Amrita Choudhury, ISOC Delhi and CCAOI:

  • No binaries, need more research: “No one has been able to figure out how to do this effectively. It cannot be addressed in a binary way. To manage this information crisis which we are facing today. It cannot be the responsibility of a single stakeholder. It has to be collective responsibility. One thing which helps is if governments do more research before coming up with certain regulations. Intermediary is a very large term, and cybercafes are intermediaries.”…”Civil Society needs more funding for research.”
  • New users more vulnerable: “New users are more vulnerable to Fake News. Governments are trying to regulate companies, which is in conflict with freedom of speech.”…”the new users or people who are using the Internet, need to have more education: what the hygiene is and the etiquette is. They need to fact check before forwarding the news.”
  • Companies need to be transparent about the work of algorithms. More importantly,

Faiza Rahman, NIPFP:

  • Draft rules go beyond IT Act: “To my mind that these draft rules are not the correct way to go about it: They overstep the mandate of the primary law, which is the IT Act. They put onerous obligations which have an impact on privacy and deviate from the IT Act. These changes shouldn’t be made through draft rules. It should be made through amendments of the IT Act.”
  • No differentiation based on size: “These guidelines don’t differentiate between types of intermediaries. The law should have a calibrated regulatory approach, where the approach is commensurate with the activities of the intermediaries.”
  • Intermediaries have evolved: “In order to understand whether certain intermediaries need to be regulated, we need to understand that the role have changes. Can we compare them to passive delivery boys? Some intermediaries know about every click. Has the level of knowledge vis a vis our content changed? The SC in Shreya Singhal said that intermediaries cannot be expected to apply their own mind. Does this issue of capacity constraint hold true for all intermediaries?”
  • Penalties in each chase, or in case of organisational deficiency? “Germany has a law, which has valid criticisms, but it limits its application to those companies which have over 2 million German users. Secondly, they, to address overclocking, instead of penalising the platform to take down content, they penalise organisational deficiency: not one act of inability to act, but a bunch of acts. We have to be cautious while we do that any regulations have proper legislative mandate.”
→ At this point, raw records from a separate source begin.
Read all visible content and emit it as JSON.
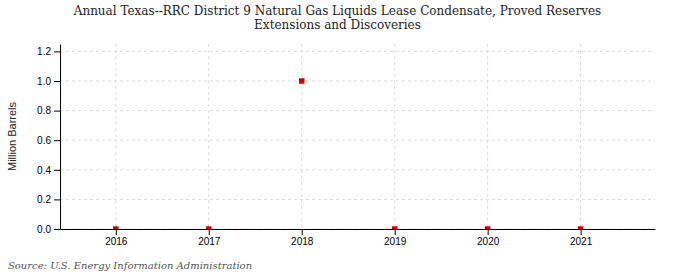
{
  "chart_data": {
    "type": "scatter",
    "title": "Annual Texas--RRC District 9 Natural Gas Liquids Lease Condensate, Proved Reserves\nExtensions and Discoveries",
    "ylabel": "Million Barrels",
    "source": "Source: U.S. Energy Information Administration",
    "x": [
      2016,
      2017,
      2018,
      2019,
      2020,
      2021
    ],
    "values": [
      0.0,
      0.0,
      1.0,
      0.0,
      0.0,
      0.0
    ],
    "color": "#cc0000",
    "marker": "square",
    "xlim": [
      2015.4,
      2021.8
    ],
    "xticks": [
      2016,
      2017,
      2018,
      2019,
      2020,
      2021
    ],
    "ylim": [
      0.0,
      1.25
    ],
    "yticks": [
      {
        "value": 0.0,
        "label": "0.0"
      },
      0.2,
      0.4,
      0.6,
      0.8,
      {
        "value": 1.0,
        "label": "1.0"
      },
      1.2
    ],
    "grid": true
  }
}
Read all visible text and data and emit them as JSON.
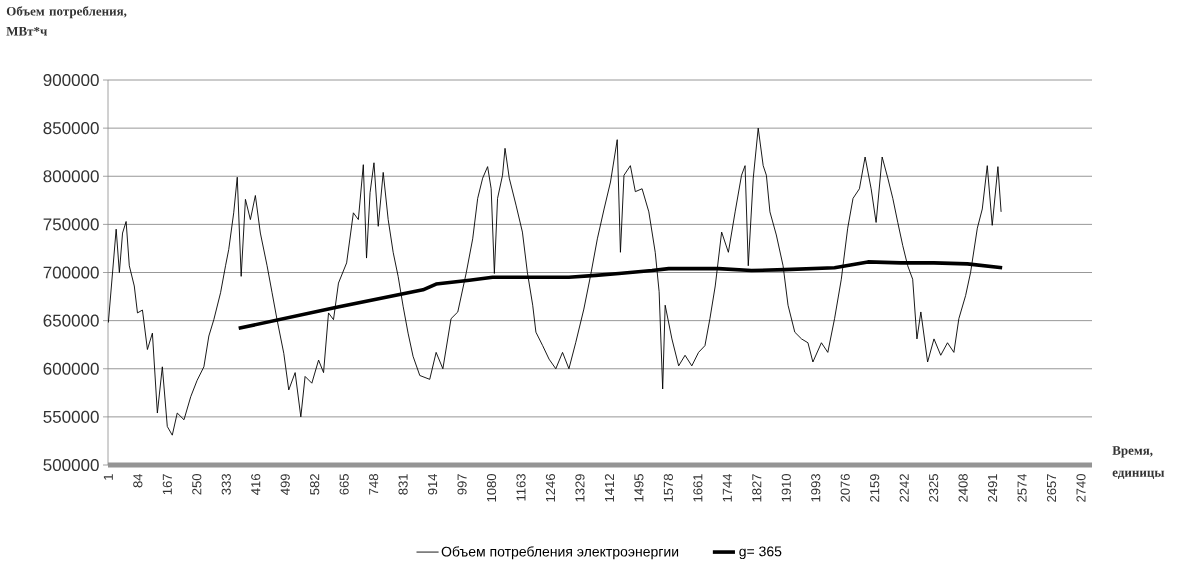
{
  "chart_data": {
    "type": "line",
    "ylabel": "Объем потребления, МВт*ч",
    "xlabel": "Время, единицы",
    "xlim": [
      0,
      2771
    ],
    "xticks": [
      1,
      84,
      167,
      250,
      333,
      416,
      499,
      582,
      665,
      748,
      831,
      914,
      997,
      1080,
      1163,
      1246,
      1329,
      1412,
      1495,
      1578,
      1661,
      1744,
      1827,
      1910,
      1993,
      2076,
      2159,
      2242,
      2325,
      2408,
      2491,
      2574,
      2657,
      2740
    ],
    "ylim": [
      500000,
      900000
    ],
    "yticks": [
      500000,
      550000,
      600000,
      650000,
      700000,
      750000,
      800000,
      850000,
      900000
    ],
    "grid": "y",
    "legend": "bottom",
    "marker": "none",
    "line_style": "solid",
    "series": [
      {
        "name": "Объем потребления электроэнергии",
        "color": "#000000",
        "x": [
          1,
          23,
          32,
          41,
          51,
          60,
          74,
          83,
          97,
          111,
          125,
          139,
          153,
          167,
          181,
          195,
          214,
          233,
          251,
          270,
          284,
          298,
          317,
          331,
          340,
          354,
          364,
          375,
          387,
          401,
          415,
          429,
          448,
          462,
          476,
          495,
          509,
          527,
          543,
          555,
          574,
          593,
          607,
          621,
          635,
          649,
          672,
          691,
          705,
          719,
          728,
          738,
          749,
          761,
          775,
          789,
          803,
          817,
          831,
          845,
          859,
          878,
          906,
          924,
          943,
          966,
          985,
          1009,
          1027,
          1041,
          1055,
          1069,
          1079,
          1088,
          1097,
          1111,
          1118,
          1130,
          1149,
          1167,
          1181,
          1196,
          1205,
          1224,
          1242,
          1261,
          1280,
          1298,
          1317,
          1340,
          1359,
          1378,
          1397,
          1415,
          1434,
          1443,
          1453,
          1471,
          1485,
          1504,
          1523,
          1541,
          1552,
          1562,
          1569,
          1588,
          1607,
          1625,
          1644,
          1663,
          1681,
          1695,
          1710,
          1728,
          1747,
          1766,
          1784,
          1794,
          1803,
          1817,
          1831,
          1845,
          1854,
          1864,
          1882,
          1901,
          1915,
          1934,
          1953,
          1971,
          1985,
          2009,
          2027,
          2046,
          2065,
          2083,
          2098,
          2116,
          2132,
          2149,
          2163,
          2180,
          2196,
          2210,
          2224,
          2238,
          2252,
          2266,
          2278,
          2289,
          2308,
          2326,
          2345,
          2364,
          2382,
          2396,
          2415,
          2429,
          2448,
          2462,
          2476,
          2490,
          2506,
          2515
        ],
        "values": [
          648000,
          745000,
          700000,
          741000,
          753000,
          707000,
          686000,
          658000,
          661000,
          620000,
          637000,
          554000,
          602000,
          540000,
          531000,
          554000,
          547000,
          571000,
          588000,
          602000,
          634000,
          651000,
          679000,
          707000,
          724000,
          762000,
          799000,
          696000,
          776000,
          755000,
          780000,
          741000,
          707000,
          679000,
          651000,
          616000,
          578000,
          596000,
          550000,
          592000,
          585000,
          609000,
          596000,
          658000,
          651000,
          689000,
          710000,
          762000,
          755000,
          812000,
          715000,
          783000,
          814000,
          748000,
          804000,
          755000,
          721000,
          696000,
          665000,
          637000,
          613000,
          593000,
          589000,
          617000,
          600000,
          652000,
          659000,
          700000,
          735000,
          777000,
          798000,
          810000,
          787000,
          699000,
          777000,
          801000,
          829000,
          798000,
          770000,
          742000,
          700000,
          666000,
          638000,
          624000,
          610000,
          600000,
          617000,
          600000,
          627000,
          662000,
          697000,
          735000,
          766000,
          794000,
          838000,
          721000,
          801000,
          811000,
          784000,
          787000,
          763000,
          721000,
          680000,
          579000,
          666000,
          631000,
          603000,
          614000,
          603000,
          617000,
          624000,
          652000,
          686000,
          742000,
          721000,
          763000,
          801000,
          811000,
          707000,
          798000,
          850000,
          811000,
          801000,
          763000,
          739000,
          707000,
          666000,
          638000,
          631000,
          627000,
          607000,
          627000,
          617000,
          652000,
          693000,
          746000,
          777000,
          787000,
          820000,
          787000,
          752000,
          820000,
          798000,
          777000,
          752000,
          728000,
          707000,
          693000,
          631000,
          659000,
          607000,
          631000,
          614000,
          627000,
          617000,
          652000,
          676000,
          700000,
          746000,
          766000,
          811000,
          749000,
          810000,
          763000
        ]
      },
      {
        "name": "g= 365",
        "color": "#000000",
        "x": [
          368,
          644,
          887,
          924,
          1018,
          1083,
          1205,
          1298,
          1373,
          1439,
          1532,
          1579,
          1719,
          1812,
          1906,
          2046,
          2140,
          2233,
          2326,
          2420,
          2518
        ],
        "values": [
          642000,
          664000,
          682000,
          688000,
          692000,
          695000,
          695000,
          695000,
          697000,
          699000,
          702000,
          704000,
          704000,
          702000,
          703000,
          705000,
          711000,
          710000,
          710000,
          709000,
          705000
        ]
      }
    ]
  }
}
Editor’s note: issue with the framing of the Intermediary Liability debate

During the audience Q&A, I pointed out to the participants that the IT Act viewed intermediaries as a function, not a type. On the Internet, the platforms evolve, and there is a mix of both content publishing and enabling communications. For example, blogs are both content creators when they publish, and intermediaries when they enable comments. Platforms on the Internet are always shape shifting, and creation of categories will restrict the evolution of services on the Internet.